Meta échoue à modérer des publicités pédocriminelles représentant de vrais enfants
Alors même que l’entreprise s’apprêtait à affronter divers États américains au tribunal sur des questions de protection des mineurs, Meta a laissé des centaines de contenus pédocriminels, souvent générés par IA, être diffusés via ses réseaux publicitaires. Au fil des derniers mois, Meta a fait circuler au moins 350 publicités représentant des images pédocriminelles générées […].
Entre novembre 2025 et août 2026, le Tech Transparency Project (TTP), une ONG spécialisée dans la transparence des géants du numérique, a identifié au moins 350 publicités diffusées par Meta contenant des images pédocriminelles générées par intelligence artificielle (IA). Ces contenus violaient les règles internes de la plateforme, car ils représentaient des mineurs dans des poses suggestives accompagnées de textes incitant à des actes illégaux. Parmi ces publicités, 50 étaient initialement liées à des applications de nudification par IA, un procédé permettant de créer des images à caractère sexuel à partir de photos de personnes réelles. Les images étaient souvent explicites et visaient spécifiquement des hommes, avec des messages comme « voici l’IA que les hommes utilisent vraiment ».
Sur les 350 publicités illégales, plus de 250 contenaient des images de vrais enfants détournées à des fins pédocriminelles. Ces photos provenaient parfois de portraits officiels de mineurs issus de familles royales européennes ou de comptes d’influenceurs sur les plateformes de Meta. D’autres images provenaient de banques d’images (stock photos). Par exemple, une publicité montrait une jeune fille allongée avec les jambes écartées et un texte proposant « je peux t’en montrer plus », tandis qu’une autre affichait un enfant assis au sol avec un message incitant à « réaliser ses fantasmes inavoués grâce à l’IA générative ». Ces contenus ont été diffusés à plus de 29 000 comptes dans l’Union européenne et 7 000 au Royaume-Uni, ainsi qu’aux États-Unis, en Australie et en Inde, via Facebook, Instagram, Messenger et Threads.

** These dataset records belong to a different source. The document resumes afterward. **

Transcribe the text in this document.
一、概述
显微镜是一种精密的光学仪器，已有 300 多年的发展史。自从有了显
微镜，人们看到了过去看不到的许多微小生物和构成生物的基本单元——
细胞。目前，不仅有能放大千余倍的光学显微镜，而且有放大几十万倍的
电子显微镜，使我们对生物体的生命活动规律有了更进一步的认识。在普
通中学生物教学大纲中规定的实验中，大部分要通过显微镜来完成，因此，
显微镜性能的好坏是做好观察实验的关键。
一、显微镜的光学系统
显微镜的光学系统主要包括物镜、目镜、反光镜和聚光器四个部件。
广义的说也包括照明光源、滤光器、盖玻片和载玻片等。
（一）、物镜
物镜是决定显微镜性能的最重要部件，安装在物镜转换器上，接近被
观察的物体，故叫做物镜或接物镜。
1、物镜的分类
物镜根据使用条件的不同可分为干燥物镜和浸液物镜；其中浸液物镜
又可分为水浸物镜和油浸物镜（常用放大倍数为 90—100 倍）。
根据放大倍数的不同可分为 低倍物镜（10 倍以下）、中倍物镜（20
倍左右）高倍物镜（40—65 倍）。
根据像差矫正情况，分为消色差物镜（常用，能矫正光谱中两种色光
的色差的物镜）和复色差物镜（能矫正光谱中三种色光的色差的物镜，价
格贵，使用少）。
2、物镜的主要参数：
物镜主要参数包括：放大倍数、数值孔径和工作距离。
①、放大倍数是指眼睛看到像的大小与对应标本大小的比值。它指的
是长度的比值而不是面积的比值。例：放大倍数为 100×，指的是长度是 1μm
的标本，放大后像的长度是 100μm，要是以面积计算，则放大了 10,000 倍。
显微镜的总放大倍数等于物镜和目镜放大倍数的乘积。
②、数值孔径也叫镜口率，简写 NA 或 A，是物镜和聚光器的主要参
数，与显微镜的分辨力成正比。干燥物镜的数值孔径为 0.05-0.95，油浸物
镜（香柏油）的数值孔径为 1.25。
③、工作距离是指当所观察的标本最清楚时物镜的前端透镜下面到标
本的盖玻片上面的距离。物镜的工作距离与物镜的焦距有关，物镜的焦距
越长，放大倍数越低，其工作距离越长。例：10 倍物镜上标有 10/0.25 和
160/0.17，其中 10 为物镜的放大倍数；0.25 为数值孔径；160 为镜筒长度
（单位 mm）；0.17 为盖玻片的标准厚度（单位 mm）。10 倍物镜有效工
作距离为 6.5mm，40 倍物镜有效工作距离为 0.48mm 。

Malgré les promesses de Meta d’améliorer ses systèmes de modération, l’entreprise a échoué à bloquer ces publicités. Lorsqu’elle a été alertée par le TTP, Meta a reconnu avoir diffusé ces contenus après une validation automatique ou humaine. Sur 129 signalements de contenus pédocriminels (CSAM) envoyés par le TTP, Meta a répondu dans 57 % des cas que les publicités ne violaient pas ses standards. Seuls 43 % ont été supprimés, mais six d’entre eux restaient visibles dans la Ad library (bibliothèque publicitaire de Meta). Les autres ont été retirés après une intervention de Wired, un média qui a contacté l’entreprise. Meta affirme avoir supprimé 36 millions de contenus liés à l’exploitation sexuelle de mineurs, mais de nouveaux cas ont continué à apparaître, notamment avec des images de vrais enfants.
Le TTP a découvert que certaines publicités provenaient de sociétés publicitaires chinoises, comme Meet Social, qui agissait comme partenaire de Meta pour gérer des publicités destinées à des audiences internationales. Bien que les réseaux sociaux de Meta soient bloqués en Chine, ces acteurs économiques pouvaient toujours diffuser des publicités via des intermédiaires. Fin 2025, Meta réalisait près de 10 % de son chiffre d’affaires en Chine grâce à ces partenariats, qui ont aussi servi à promouvoir des arnaques et des contenus problématiques. Ces découvertes surviennent alors que Meta a accepté de payer 18 milliards de dollars pour régler un procès aux États-Unis concernant la protection des mineurs sur ses plateformes.
L’utilisation de l’IA générative pour créer des contenus pédocriminels complique le travail des enquêteurs et des plateformes. Contrairement aux images réelles, il est difficile de déterminer si les mineurs représentés sont en danger ou s’il s’agit de simples créations numériques. Cela ralentit les opérations de lutte contre l’exploitation sexuelle des mineurs. En mars 2026, l’*Internet Watch Foundation* (IWF) a alerté sur l’augmentation de ces contenus générés par IA. La juriste Clare McGlynn a souligné que sans régulation, l’IA générative renforce les stéréotypes et les violences de genre et sur mineurs. Ces contenus sont signalés au *National Center for Missing & Exploited Children* (NCMEC), une organisation américaine qui aide les plateformes à détecter automatiquement les contenus pédocriminels.